A pressão que de facto existe para que se avance com energias alternativas ao petróleo é demasiado grande para o grau cientifico que temos, isto é exige-se uma alternativa que neste momento é demasiado dispendiosa e irrealizável para substituir o petróleo.

O questão que se coloca é saber o que tem mais peso, não avançar por energias que ainda não comprovaram a sua eficácia, seja economicamente, seja energicamente (ter de se gastar mais energia para a conseguir, do que a receita que obtemos dela),ou asfixiarmos ambientalmente e economicamente, num mundo que estupidamente continua dependente de um produto finito ?

Faz-me confusão os foguetes e o alarido que se anda por ai a fazer com a descoberta de petróleo no Brasil e pela participação da GALP.É graças a estas descobertas que estou a imaginar cada vez mais dependência do petróleo e um desinvestimento em outras fontes, ou num continuar da pesquisa por elas.

joshua disse...

Só uma ruptura tecnológica, um corte epistemológico, decisivos nos poderão salvar de duas coisas: da dependência dos combustíveis tradicionais e do oportunismo maquiavélico de uma economia do Diabo que sobretudo norte-americanos dominam com mestria.

Tal como na questão da saúde face ao armamento, o esforço nesse sentido é ainda minoritário e irrelevante.

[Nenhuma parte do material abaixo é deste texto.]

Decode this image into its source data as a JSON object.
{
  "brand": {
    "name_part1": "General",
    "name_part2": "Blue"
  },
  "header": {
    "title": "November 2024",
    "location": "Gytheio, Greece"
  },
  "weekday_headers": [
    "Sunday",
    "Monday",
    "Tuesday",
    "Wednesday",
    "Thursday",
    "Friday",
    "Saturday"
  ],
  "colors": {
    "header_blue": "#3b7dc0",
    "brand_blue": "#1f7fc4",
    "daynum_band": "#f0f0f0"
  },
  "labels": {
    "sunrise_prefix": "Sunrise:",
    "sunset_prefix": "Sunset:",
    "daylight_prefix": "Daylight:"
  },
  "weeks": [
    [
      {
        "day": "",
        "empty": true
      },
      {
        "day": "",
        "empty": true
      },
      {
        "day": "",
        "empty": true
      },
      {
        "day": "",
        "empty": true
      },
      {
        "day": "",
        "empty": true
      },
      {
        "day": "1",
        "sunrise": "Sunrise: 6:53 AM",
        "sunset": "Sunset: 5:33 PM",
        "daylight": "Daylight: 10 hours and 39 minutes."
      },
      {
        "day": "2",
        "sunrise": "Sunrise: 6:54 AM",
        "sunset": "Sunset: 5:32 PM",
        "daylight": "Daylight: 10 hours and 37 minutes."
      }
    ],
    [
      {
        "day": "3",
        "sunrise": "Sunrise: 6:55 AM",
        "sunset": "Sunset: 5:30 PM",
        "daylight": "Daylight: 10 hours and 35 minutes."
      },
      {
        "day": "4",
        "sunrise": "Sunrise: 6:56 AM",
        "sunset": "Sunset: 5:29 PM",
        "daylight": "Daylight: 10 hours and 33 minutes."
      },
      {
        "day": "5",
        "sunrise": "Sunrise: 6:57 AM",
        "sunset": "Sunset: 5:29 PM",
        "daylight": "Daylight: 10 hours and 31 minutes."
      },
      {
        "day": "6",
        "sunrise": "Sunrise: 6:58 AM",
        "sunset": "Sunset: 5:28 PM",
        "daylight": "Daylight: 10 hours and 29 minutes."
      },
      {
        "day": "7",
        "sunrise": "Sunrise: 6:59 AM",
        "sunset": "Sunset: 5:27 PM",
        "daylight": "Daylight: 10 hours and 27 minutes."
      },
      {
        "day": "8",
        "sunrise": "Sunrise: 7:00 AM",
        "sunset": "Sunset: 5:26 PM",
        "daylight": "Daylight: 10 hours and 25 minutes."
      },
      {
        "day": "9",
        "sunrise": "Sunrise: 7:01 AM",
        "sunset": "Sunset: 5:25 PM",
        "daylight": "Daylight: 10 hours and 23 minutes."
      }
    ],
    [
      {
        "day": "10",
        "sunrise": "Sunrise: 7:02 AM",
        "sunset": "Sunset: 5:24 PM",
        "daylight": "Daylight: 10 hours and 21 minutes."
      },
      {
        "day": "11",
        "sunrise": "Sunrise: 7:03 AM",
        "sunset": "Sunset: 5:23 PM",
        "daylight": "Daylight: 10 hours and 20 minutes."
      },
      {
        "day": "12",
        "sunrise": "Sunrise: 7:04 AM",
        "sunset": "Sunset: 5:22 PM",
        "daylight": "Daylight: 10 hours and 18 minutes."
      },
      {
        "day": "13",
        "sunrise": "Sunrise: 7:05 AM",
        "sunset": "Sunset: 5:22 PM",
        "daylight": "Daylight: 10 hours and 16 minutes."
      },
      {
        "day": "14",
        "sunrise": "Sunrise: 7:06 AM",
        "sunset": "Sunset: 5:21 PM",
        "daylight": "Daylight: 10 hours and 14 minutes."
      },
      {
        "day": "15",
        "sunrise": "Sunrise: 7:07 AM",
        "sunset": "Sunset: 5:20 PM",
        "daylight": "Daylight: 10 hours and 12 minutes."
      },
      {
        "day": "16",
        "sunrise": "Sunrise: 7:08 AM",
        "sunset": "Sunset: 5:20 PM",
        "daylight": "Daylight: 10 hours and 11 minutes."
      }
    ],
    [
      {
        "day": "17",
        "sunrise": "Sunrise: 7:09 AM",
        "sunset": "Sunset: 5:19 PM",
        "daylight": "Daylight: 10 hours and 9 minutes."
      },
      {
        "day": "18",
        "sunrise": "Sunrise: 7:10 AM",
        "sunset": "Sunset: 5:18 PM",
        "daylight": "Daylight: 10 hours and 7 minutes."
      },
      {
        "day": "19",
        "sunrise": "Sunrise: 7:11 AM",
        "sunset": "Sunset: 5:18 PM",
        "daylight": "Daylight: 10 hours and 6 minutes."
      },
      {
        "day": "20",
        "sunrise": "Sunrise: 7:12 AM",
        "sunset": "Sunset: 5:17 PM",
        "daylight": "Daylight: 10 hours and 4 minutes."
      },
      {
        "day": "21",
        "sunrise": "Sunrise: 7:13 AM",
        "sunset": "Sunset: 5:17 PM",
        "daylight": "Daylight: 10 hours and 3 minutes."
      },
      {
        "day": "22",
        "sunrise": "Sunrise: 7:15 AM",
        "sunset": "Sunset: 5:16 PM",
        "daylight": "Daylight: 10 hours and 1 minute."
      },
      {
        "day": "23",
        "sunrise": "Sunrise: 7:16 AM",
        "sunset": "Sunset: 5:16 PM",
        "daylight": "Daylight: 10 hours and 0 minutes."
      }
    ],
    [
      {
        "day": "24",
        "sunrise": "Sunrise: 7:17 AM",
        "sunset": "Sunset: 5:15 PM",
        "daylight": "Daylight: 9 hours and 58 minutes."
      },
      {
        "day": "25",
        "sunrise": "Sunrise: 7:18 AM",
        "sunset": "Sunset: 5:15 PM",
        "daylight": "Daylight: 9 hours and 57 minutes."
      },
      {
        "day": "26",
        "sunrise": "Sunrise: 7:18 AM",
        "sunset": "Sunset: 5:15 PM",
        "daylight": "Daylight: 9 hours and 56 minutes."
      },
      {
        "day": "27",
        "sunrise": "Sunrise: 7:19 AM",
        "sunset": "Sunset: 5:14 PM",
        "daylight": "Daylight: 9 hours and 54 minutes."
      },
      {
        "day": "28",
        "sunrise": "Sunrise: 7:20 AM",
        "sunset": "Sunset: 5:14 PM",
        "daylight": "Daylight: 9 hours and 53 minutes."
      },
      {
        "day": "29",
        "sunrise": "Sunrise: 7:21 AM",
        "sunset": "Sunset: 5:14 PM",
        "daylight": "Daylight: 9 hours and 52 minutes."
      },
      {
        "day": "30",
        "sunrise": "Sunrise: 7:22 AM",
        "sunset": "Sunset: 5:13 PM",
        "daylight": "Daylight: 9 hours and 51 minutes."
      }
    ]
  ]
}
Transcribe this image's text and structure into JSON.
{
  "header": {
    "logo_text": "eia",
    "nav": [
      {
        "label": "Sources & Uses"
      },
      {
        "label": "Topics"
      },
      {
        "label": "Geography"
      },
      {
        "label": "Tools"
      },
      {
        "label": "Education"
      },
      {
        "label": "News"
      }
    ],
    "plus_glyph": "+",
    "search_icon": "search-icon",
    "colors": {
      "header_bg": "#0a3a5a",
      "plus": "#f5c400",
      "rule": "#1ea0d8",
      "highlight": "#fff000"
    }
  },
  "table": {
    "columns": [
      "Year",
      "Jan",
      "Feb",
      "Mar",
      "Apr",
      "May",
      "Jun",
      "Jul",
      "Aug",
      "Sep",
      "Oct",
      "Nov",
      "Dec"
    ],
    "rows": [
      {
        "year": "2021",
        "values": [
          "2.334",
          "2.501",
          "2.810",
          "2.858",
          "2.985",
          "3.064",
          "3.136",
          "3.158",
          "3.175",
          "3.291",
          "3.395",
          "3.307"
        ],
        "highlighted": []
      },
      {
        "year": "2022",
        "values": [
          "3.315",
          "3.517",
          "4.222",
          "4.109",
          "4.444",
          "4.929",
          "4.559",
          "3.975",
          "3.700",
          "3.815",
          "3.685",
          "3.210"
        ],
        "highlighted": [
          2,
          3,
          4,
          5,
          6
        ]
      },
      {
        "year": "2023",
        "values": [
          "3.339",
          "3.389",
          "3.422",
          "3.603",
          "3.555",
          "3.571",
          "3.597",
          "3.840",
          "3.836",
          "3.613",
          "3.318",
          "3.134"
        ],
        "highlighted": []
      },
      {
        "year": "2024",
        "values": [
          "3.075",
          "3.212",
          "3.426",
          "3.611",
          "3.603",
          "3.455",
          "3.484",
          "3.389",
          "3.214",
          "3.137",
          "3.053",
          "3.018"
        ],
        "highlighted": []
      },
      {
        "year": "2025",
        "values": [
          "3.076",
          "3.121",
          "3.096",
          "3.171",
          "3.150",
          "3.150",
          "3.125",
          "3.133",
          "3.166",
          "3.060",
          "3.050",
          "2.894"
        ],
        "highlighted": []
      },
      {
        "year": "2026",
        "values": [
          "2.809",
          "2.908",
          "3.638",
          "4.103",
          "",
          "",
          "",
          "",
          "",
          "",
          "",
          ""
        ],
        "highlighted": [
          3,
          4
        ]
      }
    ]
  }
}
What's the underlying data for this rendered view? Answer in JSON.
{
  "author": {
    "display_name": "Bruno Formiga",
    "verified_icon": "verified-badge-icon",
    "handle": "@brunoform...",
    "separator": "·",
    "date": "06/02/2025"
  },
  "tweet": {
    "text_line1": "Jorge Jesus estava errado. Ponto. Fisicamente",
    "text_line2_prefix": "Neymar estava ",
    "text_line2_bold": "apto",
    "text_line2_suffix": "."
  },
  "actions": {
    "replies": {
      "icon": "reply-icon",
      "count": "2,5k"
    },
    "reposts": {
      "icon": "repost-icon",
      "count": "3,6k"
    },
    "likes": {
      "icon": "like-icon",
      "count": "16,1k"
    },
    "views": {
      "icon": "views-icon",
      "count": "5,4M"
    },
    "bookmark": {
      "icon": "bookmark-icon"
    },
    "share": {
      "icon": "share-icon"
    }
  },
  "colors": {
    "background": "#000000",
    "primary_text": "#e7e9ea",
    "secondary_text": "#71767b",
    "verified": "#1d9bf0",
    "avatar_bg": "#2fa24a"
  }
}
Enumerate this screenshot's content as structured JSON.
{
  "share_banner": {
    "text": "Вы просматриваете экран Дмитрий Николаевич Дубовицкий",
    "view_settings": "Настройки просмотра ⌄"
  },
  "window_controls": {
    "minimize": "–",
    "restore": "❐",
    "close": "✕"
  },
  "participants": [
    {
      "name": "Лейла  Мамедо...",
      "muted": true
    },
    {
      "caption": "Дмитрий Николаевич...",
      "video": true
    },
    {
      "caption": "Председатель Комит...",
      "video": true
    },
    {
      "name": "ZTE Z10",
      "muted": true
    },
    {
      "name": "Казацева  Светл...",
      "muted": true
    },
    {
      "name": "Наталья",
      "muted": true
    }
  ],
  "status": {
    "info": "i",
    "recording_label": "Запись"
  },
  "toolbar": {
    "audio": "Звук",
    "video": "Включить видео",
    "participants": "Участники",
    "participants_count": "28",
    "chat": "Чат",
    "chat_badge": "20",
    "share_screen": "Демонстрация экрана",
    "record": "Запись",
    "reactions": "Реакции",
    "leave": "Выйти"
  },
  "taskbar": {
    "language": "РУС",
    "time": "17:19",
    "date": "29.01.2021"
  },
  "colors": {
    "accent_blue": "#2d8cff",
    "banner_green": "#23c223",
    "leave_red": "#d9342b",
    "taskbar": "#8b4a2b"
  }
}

Por isso ainda se diz que não se vislumbra.

Mas tem de haver uma saída e há se se remover o jogo do dinheiro e o respectivo aproveitamento das fragilidades energéticas globais.

PALAVROSSAVRVS REX

Manuel Rocha disse...

António,

Por isso mesmo conto consigo para não revelar as minhas coordenadas à ASAE....:))))

Francisco,

Mas por aí regressamos às malfadadas mitologias, reforçando as já em voga( aquecimento global...)! Não seremos capazes de melhor ?!

Alf,

Obrigado pelo magnifico complemento !

Essa sua metáfora da lâmpada é excelente porque certeira ao consumo energético do sapiens médio...:))


Quint,

Vamos lá a ver...tramados não sei se estamos, porque nada disto é linear e os sistemas complexos por vezes apresentam-nos resultados surpreendentes...mas este oferecer de "solução" que anda aí nas bocas do marketing e a encher os bolsos aos do costume, convinha que fosse desmontado...:((


Tiago,

Você toca num ponto fulcral para op debate ecológico: a rapidez da nossa acção! Andamos com tempos de resposta demasiado curtos para o tempo que ( não ) temos para apreeender o que é extremamente complexo.


Joshua,

Subscrevo-o! Costumo pensar em mudança de paradigma no contexto das suas palavras. JC talvez tenha sido um percursor nessa matéria, mas os "CEO" posteriores não terão tido as capacidades requeridas para lhe dar seguimento ao ambicioso projecto politico ...:((


Blue,

Sobre as questões que deixa eu costumo fazer o seguinte exercicio: imagino que a eficiencia geral dos BIO ( produção e tecnologia de uso )melhora em 50% nos prox dez anos! Então com os 50 milhões de hectares que hoje seriam necessários para produzir o equivalente a 10% da gasolina que os americanos usam, passariamos a produzir ( APENAS ) 20%. Mas como continuamos a falar de 50 milhões de hectares, este exercicio continua a ser uma mera abstracção !!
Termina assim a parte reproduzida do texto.